As before, I didn't have any slides, but used the above xkcd picture as a backdrop, because I thought it summed things up nicely!
My topic was: "Data and society - how can we ensure future political discussions are evidence led?"
"I work for the British Atmospheric Data Centre, and we happen to be one of the data nodes hosting the data from the 5th Climate Model Intercomparison Project (CMIP5). What this means is that we're hosting and managing about 2 Petabytes worth of climate model output, which will feed into the next Intergovernmental Panel on Climate Change's Assessment Report and will be used national and local governments to set policy given future projections of climate change.
But if we attempted to show politicians the raw data from these model runs, they'd probably need to go and have a quiet lie down in a darkened room somewhere. The raw data is just too much and too complicated, for anyone other than the experts. That's why we need to provide tools and services. But we also need to keep the raw data so the outputs of those tools and services can be verified.
Communication is difficult. It's hard enough to cross scientific domains, let alone the scientist/non-scientist divide. A repositories, we collect metadata bout the datasets in our archives, but this metadata is often far to specific and specialised for a member of the general public or a science journalist to understand. Data papers allow users to read the story of the dataset and find out details of how and why it was made, while putting it into context. And data papers are a lot easier for humans to read that an xml catalogue page.
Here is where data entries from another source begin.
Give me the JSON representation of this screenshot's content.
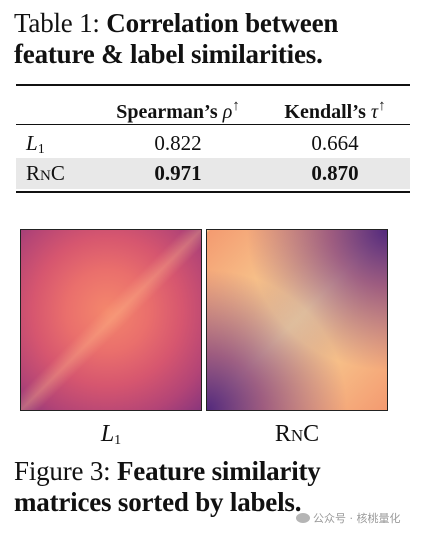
{
  "table": {
    "caption_prefix": "Table 1:",
    "caption_title": "Correlation between feature & label similarities.",
    "headers": {
      "spearman": "Spearman’s",
      "spearman_symbol": "ρ",
      "kendall": "Kendall’s",
      "kendall_symbol": "τ",
      "arrow": "↑"
    },
    "rows": [
      {
        "method_main": "L",
        "method_sub": "1",
        "spearman": "0.822",
        "kendall": "0.664"
      },
      {
        "method_r": "R",
        "method_n": "N",
        "method_c": "C",
        "spearman": "0.971",
        "kendall": "0.870"
      }
    ]
  },
  "figure": {
    "label_l1_main": "L",
    "label_l1_sub": "1",
    "label_rnc_r": "R",
    "label_rnc_n": "N",
    "label_rnc_c": "C",
    "caption_prefix": "Figure 3:",
    "caption_title": "Feature similarity matrices sorted by labels."
  },
  "watermark": "公众号 · 核桃量化"
}
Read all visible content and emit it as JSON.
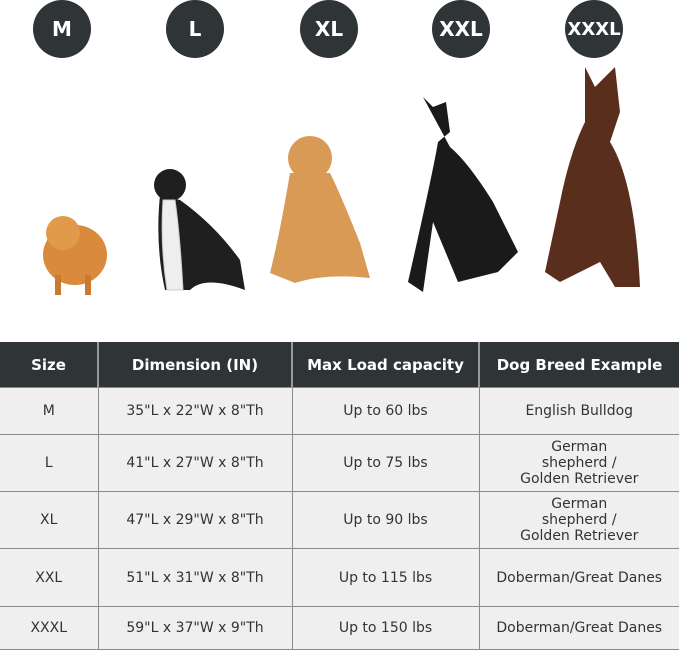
{
  "sizes": [
    "M",
    "L",
    "XL",
    "XXL",
    "XXXL"
  ],
  "dogs": [
    {
      "name": "pomeranian",
      "color": "#d98a3d"
    },
    {
      "name": "border-collie",
      "color": "#1f1f1f"
    },
    {
      "name": "golden-retriever",
      "color": "#d99a55"
    },
    {
      "name": "great-dane",
      "color": "#1a1a1a"
    },
    {
      "name": "doberman",
      "color": "#5a2e1c"
    }
  ],
  "table": {
    "headers": [
      "Size",
      "Dimension (IN)",
      "Max Load capacity",
      "Dog Breed Example"
    ],
    "rows": [
      [
        "M",
        "35\"L x 22\"W x 8\"Th",
        "Up to 60 lbs",
        "English Bulldog"
      ],
      [
        "L",
        "41\"L x 27\"W x 8\"Th",
        "Up to 75 lbs",
        "German shepherd / Golden Retriever"
      ],
      [
        "XL",
        "47\"L x 29\"W x 8\"Th",
        "Up to 90 lbs",
        "German shepherd / Golden Retriever"
      ],
      [
        "XXL",
        "51\"L x 31\"W x 8\"Th",
        "Up to 115 lbs",
        "Doberman/Great Danes"
      ],
      [
        "XXXL",
        "59\"L x 37\"W x 9\"Th",
        "Up to 150 lbs",
        "Doberman/Great Danes"
      ]
    ]
  },
  "colors": {
    "header": "#2f3537",
    "row": "#efefef"
  }
}
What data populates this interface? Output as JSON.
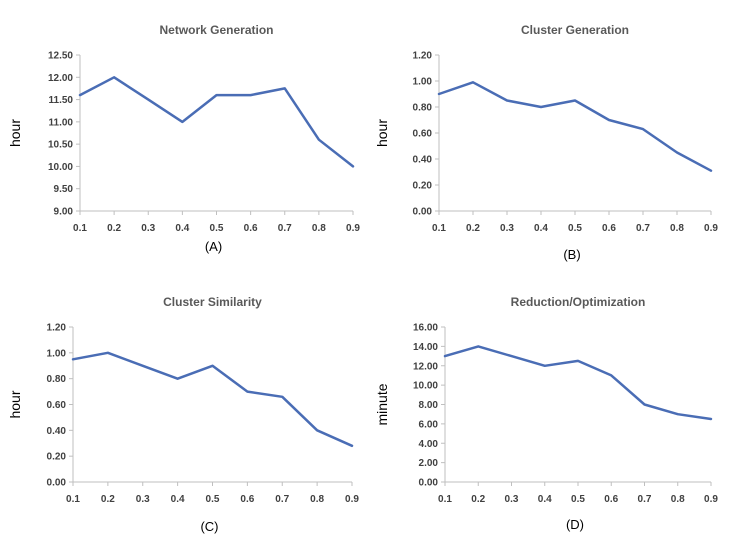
{
  "chart_data": [
    {
      "type": "line",
      "title": "Network Generation",
      "ylabel": "hour",
      "panel_label": "(A)",
      "x": [
        0.1,
        0.2,
        0.3,
        0.4,
        0.5,
        0.6,
        0.7,
        0.8,
        0.9
      ],
      "x_tick_labels": [
        "0.1",
        "0.2",
        "0.3",
        "0.4",
        "0.5",
        "0.6",
        "0.7",
        "0.8",
        "0.9"
      ],
      "ylim": [
        9.0,
        12.5
      ],
      "y_ticks": [
        9.0,
        9.5,
        10.0,
        10.5,
        11.0,
        11.5,
        12.0,
        12.5
      ],
      "y_tick_labels": [
        "9.00",
        "9.50",
        "10.00",
        "10.50",
        "11.00",
        "11.50",
        "12.00",
        "12.50"
      ],
      "series": [
        {
          "values": [
            11.6,
            12.0,
            11.5,
            11.0,
            11.6,
            11.6,
            11.75,
            10.6,
            10.0
          ],
          "color": "#4a6db5"
        }
      ],
      "grid": false
    },
    {
      "type": "line",
      "title": "Cluster Generation",
      "ylabel": "hour",
      "panel_label": "(B)",
      "x": [
        0.1,
        0.2,
        0.3,
        0.4,
        0.5,
        0.6,
        0.7,
        0.8,
        0.9
      ],
      "x_tick_labels": [
        "0.1",
        "0.2",
        "0.3",
        "0.4",
        "0.5",
        "0.6",
        "0.7",
        "0.8",
        "0.9"
      ],
      "ylim": [
        0.0,
        1.2
      ],
      "y_ticks": [
        0.0,
        0.2,
        0.4,
        0.6,
        0.8,
        1.0,
        1.2
      ],
      "y_tick_labels": [
        "0.00",
        "0.20",
        "0.40",
        "0.60",
        "0.80",
        "1.00",
        "1.20"
      ],
      "series": [
        {
          "values": [
            0.9,
            0.99,
            0.85,
            0.8,
            0.85,
            0.7,
            0.63,
            0.45,
            0.31
          ],
          "color": "#4a6db5"
        }
      ],
      "grid": false
    },
    {
      "type": "line",
      "title": "Cluster Similarity",
      "ylabel": "hour",
      "panel_label": "(C)",
      "x": [
        0.1,
        0.2,
        0.3,
        0.4,
        0.5,
        0.6,
        0.7,
        0.8,
        0.9
      ],
      "x_tick_labels": [
        "0.1",
        "0.2",
        "0.3",
        "0.4",
        "0.5",
        "0.6",
        "0.7",
        "0.8",
        "0.9"
      ],
      "ylim": [
        0.0,
        1.2
      ],
      "y_ticks": [
        0.0,
        0.2,
        0.4,
        0.6,
        0.8,
        1.0,
        1.2
      ],
      "y_tick_labels": [
        "0.00",
        "0.20",
        "0.40",
        "0.60",
        "0.80",
        "1.00",
        "1.20"
      ],
      "series": [
        {
          "values": [
            0.95,
            1.0,
            0.9,
            0.8,
            0.9,
            0.7,
            0.66,
            0.4,
            0.28
          ],
          "color": "#4a6db5"
        }
      ],
      "grid": false
    },
    {
      "type": "line",
      "title": "Reduction/Optimization",
      "ylabel": "minute",
      "panel_label": "(D)",
      "x": [
        0.1,
        0.2,
        0.3,
        0.4,
        0.5,
        0.6,
        0.7,
        0.8,
        0.9
      ],
      "x_tick_labels": [
        "0.1",
        "0.2",
        "0.3",
        "0.4",
        "0.5",
        "0.6",
        "0.7",
        "0.8",
        "0.9"
      ],
      "ylim": [
        0.0,
        16.0
      ],
      "y_ticks": [
        0,
        2,
        4,
        6,
        8,
        10,
        12,
        14,
        16
      ],
      "y_tick_labels": [
        "0.00",
        "2.00",
        "4.00",
        "6.00",
        "8.00",
        "10.00",
        "12.00",
        "14.00",
        "16.00"
      ],
      "series": [
        {
          "values": [
            13.0,
            14.0,
            13.0,
            12.0,
            12.5,
            11.0,
            8.0,
            7.0,
            6.5
          ],
          "color": "#4a6db5"
        }
      ],
      "grid": false
    }
  ]
}
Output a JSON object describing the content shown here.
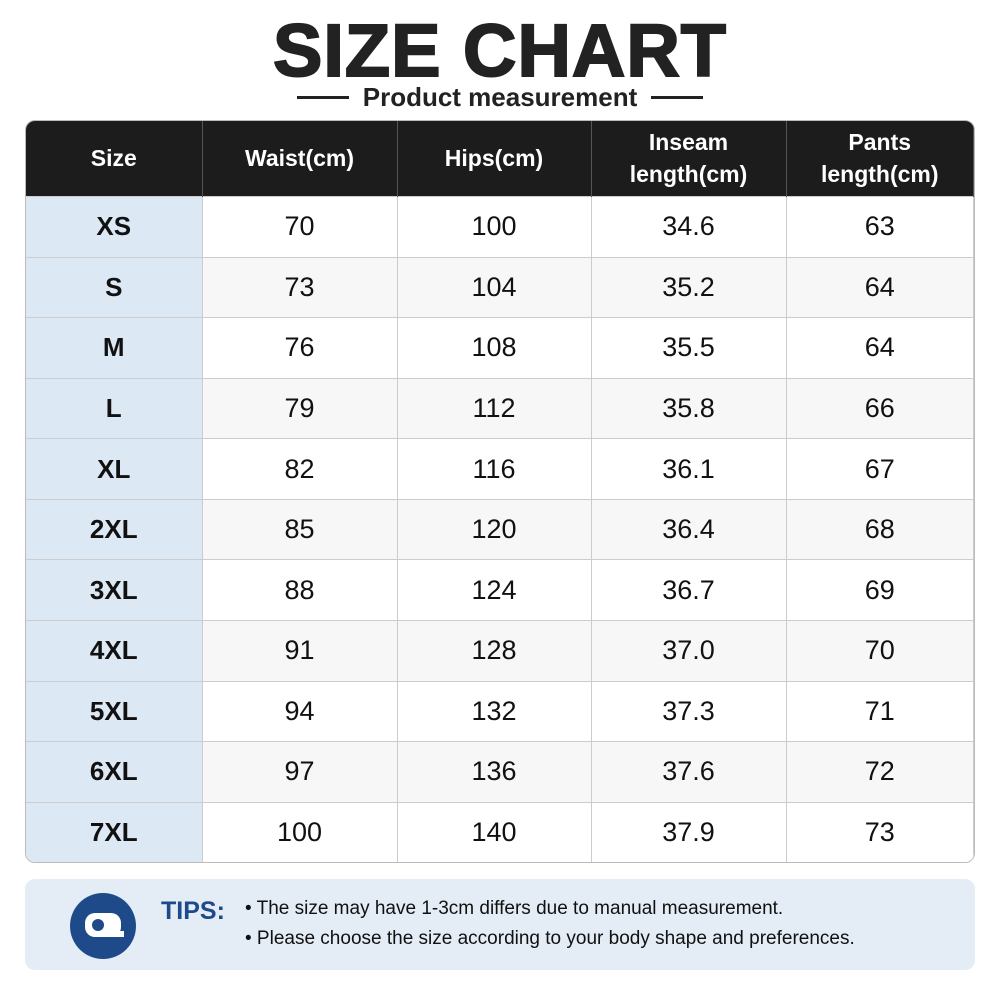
{
  "header": {
    "title": "SIZE CHART",
    "subtitle": "Product measurement"
  },
  "table": {
    "columns": [
      "Size",
      "Waist(cm)",
      "Hips(cm)",
      "Inseam length(cm)",
      "Pants length(cm)"
    ],
    "rows": [
      [
        "XS",
        "70",
        "100",
        "34.6",
        "63"
      ],
      [
        "S",
        "73",
        "104",
        "35.2",
        "64"
      ],
      [
        "M",
        "76",
        "108",
        "35.5",
        "64"
      ],
      [
        "L",
        "79",
        "112",
        "35.8",
        "66"
      ],
      [
        "XL",
        "82",
        "116",
        "36.1",
        "67"
      ],
      [
        "2XL",
        "85",
        "120",
        "36.4",
        "68"
      ],
      [
        "3XL",
        "88",
        "124",
        "36.7",
        "69"
      ],
      [
        "4XL",
        "91",
        "128",
        "37.0",
        "70"
      ],
      [
        "5XL",
        "94",
        "132",
        "37.3",
        "71"
      ],
      [
        "6XL",
        "97",
        "136",
        "37.6",
        "72"
      ],
      [
        "7XL",
        "100",
        "140",
        "37.9",
        "73"
      ]
    ]
  },
  "tips": {
    "label": "TIPS:",
    "lines": [
      "• The size may have 1-3cm differs due to manual measurement.",
      "• Please choose the size according to your body shape and preferences."
    ]
  }
}
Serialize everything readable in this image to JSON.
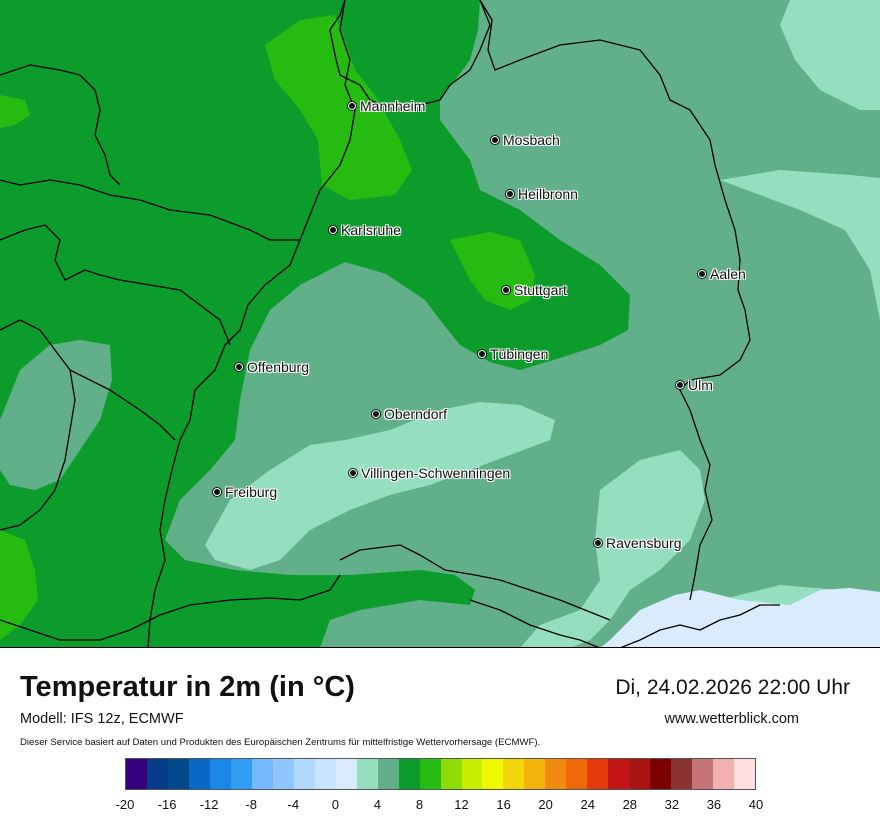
{
  "map": {
    "cities": [
      {
        "name": "Mannheim"
      },
      {
        "name": "Mosbach"
      },
      {
        "name": "Heilbronn"
      },
      {
        "name": "Karlsruhe"
      },
      {
        "name": "Aalen"
      },
      {
        "name": "Stuttgart"
      },
      {
        "name": "Offenburg"
      },
      {
        "name": "Tübingen"
      },
      {
        "name": "Ulm"
      },
      {
        "name": "Oberndorf"
      },
      {
        "name": "Villingen-Schwenningen"
      },
      {
        "name": "Freiburg"
      },
      {
        "name": "Ravensburg"
      }
    ]
  },
  "header": {
    "title": "Temperatur in 2m (in °C)",
    "model": "Modell: IFS 12z, ECMWF",
    "datetime": "Di, 24.02.2026 22:00 Uhr",
    "website": "www.wetterblick.com",
    "notice": "Dieser Service basiert auf Daten und Produkten des Europäischen Zentrums für mittelfristige Wettervorhersage (ECMWF)."
  },
  "legend": {
    "colors": [
      "#35007e",
      "#063b8a",
      "#004a8c",
      "#0a67c4",
      "#1a86e8",
      "#319df5",
      "#73b9fb",
      "#8fc7fc",
      "#b1d8fd",
      "#c8e3fd",
      "#d9ebfd",
      "#95dfc0",
      "#62b08a",
      "#0c9c2c",
      "#25bb10",
      "#8fdd05",
      "#c8ef00",
      "#eff800",
      "#f2d60a",
      "#f2b40a",
      "#f18b0f",
      "#ef6a07",
      "#e63a0c",
      "#c21515",
      "#ab1414",
      "#7d0000",
      "#8b3232",
      "#c47474",
      "#f3b0b0",
      "#ffdede"
    ],
    "ticks": [
      "-20",
      "-16",
      "-12",
      "-8",
      "-4",
      "0",
      "4",
      "8",
      "12",
      "16",
      "20",
      "24",
      "28",
      "32",
      "36",
      "40"
    ]
  },
  "field_colors": {
    "dark_green": "#0c9c2c",
    "light_green": "#25bb10",
    "grey_green": "#62b08a",
    "mint": "#95dfc0",
    "pale_blue": "#d9ebfd"
  }
}
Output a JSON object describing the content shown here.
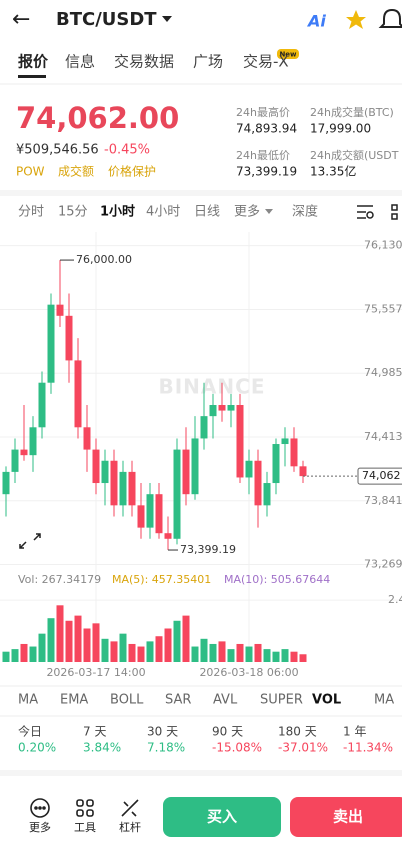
{
  "header": {
    "back": "←",
    "pair": "BTC/USDT",
    "ai": "Ai"
  },
  "tabs": [
    "报价",
    "信息",
    "交易数据",
    "广场",
    "交易-X"
  ],
  "tab_badge": "New",
  "price": {
    "last": "74,062.00",
    "cny": "¥509,546.56",
    "change": "-0.45%",
    "tags": [
      "POW",
      "成交额",
      "价格保护"
    ]
  },
  "stats": [
    {
      "label": "24h最高价",
      "value": "74,893.94"
    },
    {
      "label": "24h成交量(BTC)",
      "value": "17,999.00"
    },
    {
      "label": "24h最低价",
      "value": "73,399.19"
    },
    {
      "label": "24h成交额(USDT",
      "value": "13.35亿"
    }
  ],
  "intervals": [
    "分时",
    "15分",
    "1小时",
    "4小时",
    "日线",
    "更多",
    "深度"
  ],
  "chart_data": {
    "type": "candlestick",
    "watermark": "BINANCE",
    "up_color": "#2ebd85",
    "down_color": "#f6465d",
    "ylim": [
      73220,
      76180
    ],
    "yticks": [
      {
        "value": 76130,
        "label": "76,130"
      },
      {
        "value": 75557,
        "label": "75,557"
      },
      {
        "value": 74985,
        "label": "74,985"
      },
      {
        "value": 74413,
        "label": "74,413"
      },
      {
        "value": 73841,
        "label": "73,841"
      },
      {
        "value": 73269,
        "label": "73,269"
      }
    ],
    "categories": [
      null,
      null,
      null,
      null,
      null,
      null,
      null,
      null,
      null,
      null,
      "2026-03-17 14:00",
      null,
      null,
      null,
      null,
      null,
      null,
      null,
      null,
      null,
      null,
      null,
      null,
      null,
      null,
      null,
      null,
      "2026-03-18 06:00",
      null,
      null,
      null,
      null,
      null,
      null
    ],
    "candles": [
      [
        73900,
        74150,
        73700,
        74100
      ],
      [
        74100,
        74400,
        74000,
        74300
      ],
      [
        74300,
        74700,
        74200,
        74250
      ],
      [
        74250,
        74600,
        74100,
        74500
      ],
      [
        74500,
        75000,
        74400,
        74900
      ],
      [
        74900,
        75700,
        74800,
        75600
      ],
      [
        75600,
        76000,
        75400,
        75500
      ],
      [
        75500,
        75700,
        74900,
        75100
      ],
      [
        75100,
        75300,
        74400,
        74500
      ],
      [
        74500,
        74700,
        74100,
        74300
      ],
      [
        74300,
        74400,
        73900,
        74000
      ],
      [
        74000,
        74300,
        73800,
        74200
      ],
      [
        74200,
        74300,
        73700,
        73800
      ],
      [
        73800,
        74200,
        73700,
        74100
      ],
      [
        74100,
        74200,
        73700,
        73800
      ],
      [
        73800,
        74000,
        73500,
        73600
      ],
      [
        73600,
        74000,
        73500,
        73900
      ],
      [
        73900,
        74000,
        73500,
        73550
      ],
      [
        73550,
        73700,
        73399.19,
        73500
      ],
      [
        73500,
        74400,
        73450,
        74300
      ],
      [
        74300,
        74500,
        73800,
        73900
      ],
      [
        73900,
        74600,
        73850,
        74400
      ],
      [
        74400,
        74900,
        74300,
        74600
      ],
      [
        74600,
        74800,
        74400,
        74700
      ],
      [
        74700,
        74900,
        74550,
        74650
      ],
      [
        74650,
        74800,
        74500,
        74700
      ],
      [
        74700,
        74800,
        74000,
        74050
      ],
      [
        74050,
        74300,
        73900,
        74200
      ],
      [
        74200,
        74300,
        73600,
        73800
      ],
      [
        73800,
        74100,
        73700,
        74000
      ],
      [
        74000,
        74400,
        73900,
        74350
      ],
      [
        74350,
        74500,
        74150,
        74400
      ],
      [
        74400,
        74500,
        74100,
        74150
      ],
      [
        74150,
        74200,
        74000,
        74062
      ]
    ],
    "high_label": {
      "value": 76000,
      "label": "76,000.00"
    },
    "low_label": {
      "value": 73399.19,
      "label": "73,399.19"
    },
    "last_price": {
      "value": 74062,
      "label": "74,062"
    },
    "vol_legend": [
      "Vol: 267.34179",
      "MA(5): 457.35401",
      "MA(10): 505.67644"
    ],
    "volumes": [
      0.4,
      0.5,
      0.7,
      0.6,
      1.1,
      1.7,
      2.2,
      1.6,
      1.8,
      1.3,
      1.5,
      0.9,
      0.8,
      1.1,
      0.7,
      0.6,
      0.8,
      1.0,
      1.3,
      1.6,
      1.8,
      0.6,
      0.9,
      0.7,
      0.8,
      0.5,
      0.7,
      0.6,
      0.7,
      0.5,
      0.4,
      0.5,
      0.4,
      0.3
    ],
    "vlim": [
      0,
      2.6
    ],
    "vticks": [
      2.4
    ]
  },
  "indicators": [
    "MA",
    "EMA",
    "BOLL",
    "SAR",
    "AVL",
    "SUPER",
    "VOL",
    "MA"
  ],
  "performance": [
    {
      "label": "今日",
      "value": "0.20%",
      "color": "#2ebd85"
    },
    {
      "label": "7 天",
      "value": "3.84%",
      "color": "#2ebd85"
    },
    {
      "label": "30 天",
      "value": "7.18%",
      "color": "#2ebd85"
    },
    {
      "label": "90 天",
      "value": "-15.08%",
      "color": "#f6465d"
    },
    {
      "label": "180 天",
      "value": "-37.01%",
      "color": "#f6465d"
    },
    {
      "label": "1 年",
      "value": "-11.34%",
      "color": "#f6465d"
    }
  ],
  "bottom": {
    "actions": [
      "更多",
      "工具",
      "杠杆"
    ],
    "buy": "买入",
    "sell": "卖出"
  }
}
Data publication can help us with transparency and trust. Politicians can't be scientific experts - they need to be political experts. So they need to rely on advisors who are scientists or science journalists for that advice - and preferably more than one advisor.
Making researchers' data open means that it can be checked by others. Publishing data (in to formal data journal sense) means that it'll be peer-reviewed, which (in theory at least) will cut down on fraud. It's harder to fake a dataset than a graph - I know this personally, because I spent my PhD trying to simulate radar measurements of rain fields, with limited success!)
With data publishing, researchers can publish negative results. The dataset is what it is and can be published even if it doesn't support a hypothesis - helpful when it comes to avoiding going down the wrong research track.
As for what we, personally can do? I'd say: lead by example. If you're a researcher, be open with your data (if you can. Not all data should be open, for very good reason, for example if it's health data and personal details are involved). If you're and editor, reviewer, or funder, simply ask the question: "where's the data?"
And everyone: pick on your MP. Query the statistics reported by them (and the press), ask for evidence. Remember, the Freedom of Information Act is your friend.
And never forget, 87.3% of statistics are made up on the spot!"
After a question from the audience, I did need to make clear that when you're pestering people about where their data is, be nice about it! Don't buttonhole people at parties or back them into corners. Instead of yelling "where's your data?!?" ask questions like: "Your work sounds really interesting. I'd love to know more, do you make your data available anywhere?" "Did you hear about this new data publication thing? Yeah, it means you can publish your data in a trusted repository and get a paper out of it to show the promotion committee." Things like that.
If you're talking the talk, don't forget to walk the walk.